Galih Kusuma atau Cak Benu saat baru ditangkap di Mapolres Ponorogo pada awal tahun 2020 lalu. (Foto/Dok.beritajatim.com)
Jawa Timur - Masih ingat Galih Kusuma atau lebih dikenal Cak Benu? Seorang terpidana kasus investasi bodong penggemukan sapi perah itu dikabarkan meninggal saat menjalani hukuman di rumah tahanan (Rutan) kelas IIB Ponorogo.
Dia meninggal akibat terkena serangan jantung saat berada di kamar tahanan.
“Warga binaan (wabin) atas nama Galih Kusuma memang meninggal dunia pada hari Minggu (13/3) dini hari,” kata Kasubsi Pelayanan Tahanan Rutan Ponorogo, Sri Purwo Widodo, Senin (14/3).
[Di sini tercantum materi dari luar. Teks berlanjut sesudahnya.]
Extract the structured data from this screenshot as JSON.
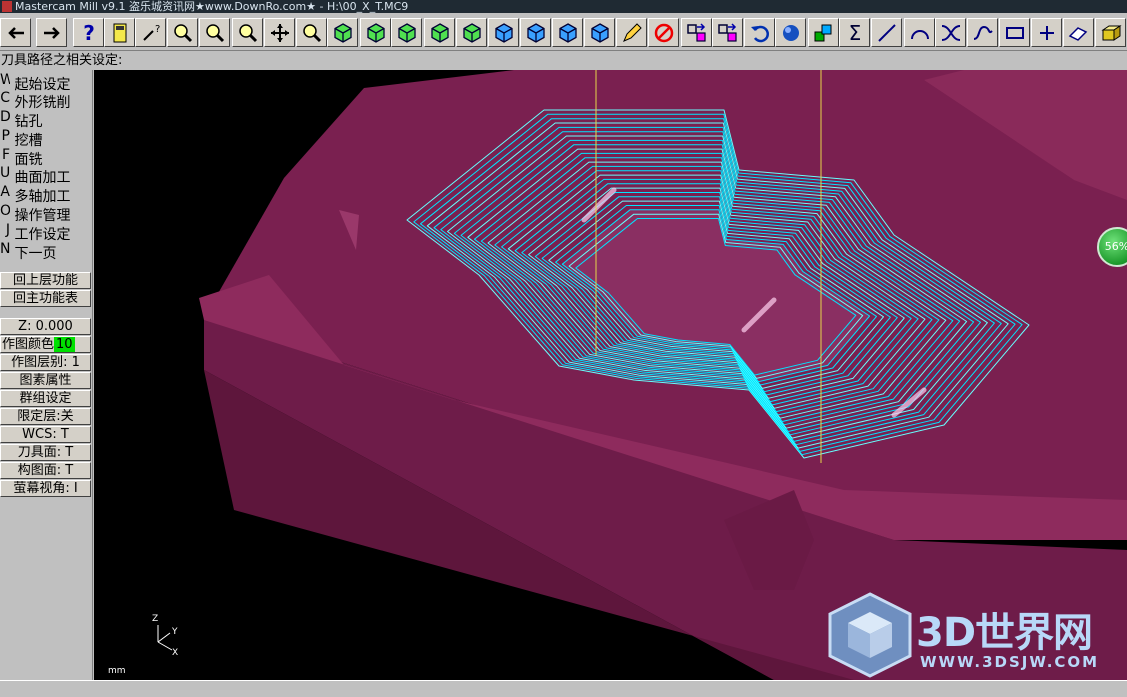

Widodo, panggilan Sri Purwo Widodo menyebut, yang bersangkutan sebenarnya sempat dilarikan ke rumah sakit umum Aisyiyah Ponorogo.
Namun, saat akan mendapatkan pertolongan medis, nyawa terpidana kasus investasi bodong yang merugikan orang ratusan miliar rupiah itu tidak tertolong.
“Awal mulanya itu korban sempat tidak sadarkan diri di kamarnya. Petugas langsung melarikan Galih ke rumah sakit. Namun, saat mendapatkan pertolongan medis di rumah sakit, ternyata meninggal,” ungkapnya.
Dalam masa penahanannya di rutan kelas IIB Ponorogo, Galih Kusuma, kata Widodo, memang menderita penyakit jantung.
Sepengetahuannya, penyakit itu sudah kambuh sebanyak tiga kali, hingga yang terakhir ini merenggut nyawanya.
“Memang mempunyai riwayat penyakit jantung. Saat di rutan sudah tiga kali penyakitnya kambuh. Terakhir ya Minggu dini hari kemarin, hingga akhirnya meninggal,” ungkapnya. dilansir Beritajatim
Galik Kusuma atau cak Benu meninggal dunia di umur 41 tahun. Sesuai putusan hakim pengadilan negeri per tanggal 4 Desember 2020, Ia divonis hukuman 16 penjara.
Praktis Cak Benu menjalani hukumannya kurang lebih 2 tahun. Saat lebaran tahun lalu, Dia juga mendapatkan remisi hukuman selama 3 bulan 14 hari.
“Putusan pengadilan untuk Galih Kusuma ini 16 tahun, menjalani hukuman kurang lebih 2 tahun,” pungkasnya.
Untuk diketahui, Galih Kusuma merupakan satu dari 3 terpidana kasus investasi bodong berkedok penggemukan sapi perah yang menggegerkan Ponorogo pada awal 2020.
Selain Galih Kusuma, terpidana kasus investasi bodong itu juga menjerat Hadi Suwito dan Arie Setiawan.
Kedua terpidana itu merupakan kaki tangan dari Galih Kusuma. Kasus ini korbannya cukup banyak hingga luar daerah.
Kasus investasi bodong itu gempar karena kerugiannya mencapai ratusan miliar rupiah.